Again, it’s important to reiterate that it took about 60 minutes of decanting before this wine would yield anything at all; very tightly wound, as they say, and promising but extremely dense up front. And, once again, this wine reminded me why it’s so hard to buy a young wine at a restaurant. If it takes 60 minutes for the wine to taste the way it should, what are you supposed to do as you wait at your table for an hour? Keep eating the free crostini?
So, the big question: When I receive my Radio-Coteau allocation offer for their 2006 Cherry Camp Syrah, will I buy more? Yes, I think so. But I’ll need to sit on it for about 5-7 years this time around.
June 8th, 2008 at 10:32 am
The following are my thoughts on the Vintage 2007 Mad Dog 20/20 Wildberry I enjoyed the other night:
1) As I lie in my piss-soaked trousers, eating a carelessly discarded carton of what I think may be shrimp fried rice, I decided to decant the bottle of Mad Dog that I’ve been hoarding for several weeks now.
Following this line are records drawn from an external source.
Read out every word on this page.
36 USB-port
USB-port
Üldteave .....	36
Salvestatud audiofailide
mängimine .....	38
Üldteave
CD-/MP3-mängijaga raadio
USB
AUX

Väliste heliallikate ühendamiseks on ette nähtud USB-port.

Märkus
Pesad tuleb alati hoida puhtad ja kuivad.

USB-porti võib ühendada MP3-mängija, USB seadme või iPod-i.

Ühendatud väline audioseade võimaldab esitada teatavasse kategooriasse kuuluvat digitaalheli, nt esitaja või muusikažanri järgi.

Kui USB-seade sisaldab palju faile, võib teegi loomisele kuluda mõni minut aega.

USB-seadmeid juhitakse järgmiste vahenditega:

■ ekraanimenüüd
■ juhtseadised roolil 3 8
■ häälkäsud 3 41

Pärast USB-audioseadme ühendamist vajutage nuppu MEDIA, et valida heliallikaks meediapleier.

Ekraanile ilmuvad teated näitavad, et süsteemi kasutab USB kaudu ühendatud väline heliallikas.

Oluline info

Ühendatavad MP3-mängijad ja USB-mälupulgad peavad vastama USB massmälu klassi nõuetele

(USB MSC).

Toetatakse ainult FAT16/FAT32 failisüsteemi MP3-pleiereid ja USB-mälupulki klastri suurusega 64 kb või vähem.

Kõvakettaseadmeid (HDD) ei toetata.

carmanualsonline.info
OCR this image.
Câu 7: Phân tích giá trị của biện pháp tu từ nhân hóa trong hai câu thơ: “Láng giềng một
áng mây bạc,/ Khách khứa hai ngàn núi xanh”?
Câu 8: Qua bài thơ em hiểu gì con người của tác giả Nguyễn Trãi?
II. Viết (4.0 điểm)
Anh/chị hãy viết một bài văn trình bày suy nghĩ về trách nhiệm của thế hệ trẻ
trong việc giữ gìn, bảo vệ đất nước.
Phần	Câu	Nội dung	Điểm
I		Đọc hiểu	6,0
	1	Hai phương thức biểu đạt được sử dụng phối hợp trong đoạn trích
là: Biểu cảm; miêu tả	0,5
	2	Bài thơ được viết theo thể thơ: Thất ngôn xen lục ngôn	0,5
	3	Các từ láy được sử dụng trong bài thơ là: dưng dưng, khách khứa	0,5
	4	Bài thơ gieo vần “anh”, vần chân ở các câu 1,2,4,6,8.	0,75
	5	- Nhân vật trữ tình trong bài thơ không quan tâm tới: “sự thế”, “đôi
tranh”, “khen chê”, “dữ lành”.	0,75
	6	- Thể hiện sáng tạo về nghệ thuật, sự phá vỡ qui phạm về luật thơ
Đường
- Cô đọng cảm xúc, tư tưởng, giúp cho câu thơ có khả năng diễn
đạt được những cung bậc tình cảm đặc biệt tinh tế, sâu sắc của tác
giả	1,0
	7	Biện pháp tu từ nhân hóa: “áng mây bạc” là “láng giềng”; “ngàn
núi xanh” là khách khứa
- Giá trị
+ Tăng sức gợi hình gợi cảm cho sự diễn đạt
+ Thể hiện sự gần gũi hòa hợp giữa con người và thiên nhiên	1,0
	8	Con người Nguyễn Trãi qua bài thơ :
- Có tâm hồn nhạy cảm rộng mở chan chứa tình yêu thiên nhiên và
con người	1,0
After smelling the underside of the aluminum cap I was brought back to childhood days where drinking Kool-Aid in the one-bedroom apartment I shared with six people was a pleasure.
2) I splashed a small test sip into a wiped out 8 oz. McDonald’s coffee cup. After throwing down the first swaggle, I was reminded of the first time I drank Aqua Velva through eight slices of Wonder Bread. The wine gods must have been smiling down on the Mad Dog plant the day this batch screamed off the assembly line.
3) My initial thoughts as this product first touched my palate reminded me of the time I passed out drunk face first into a produce stand.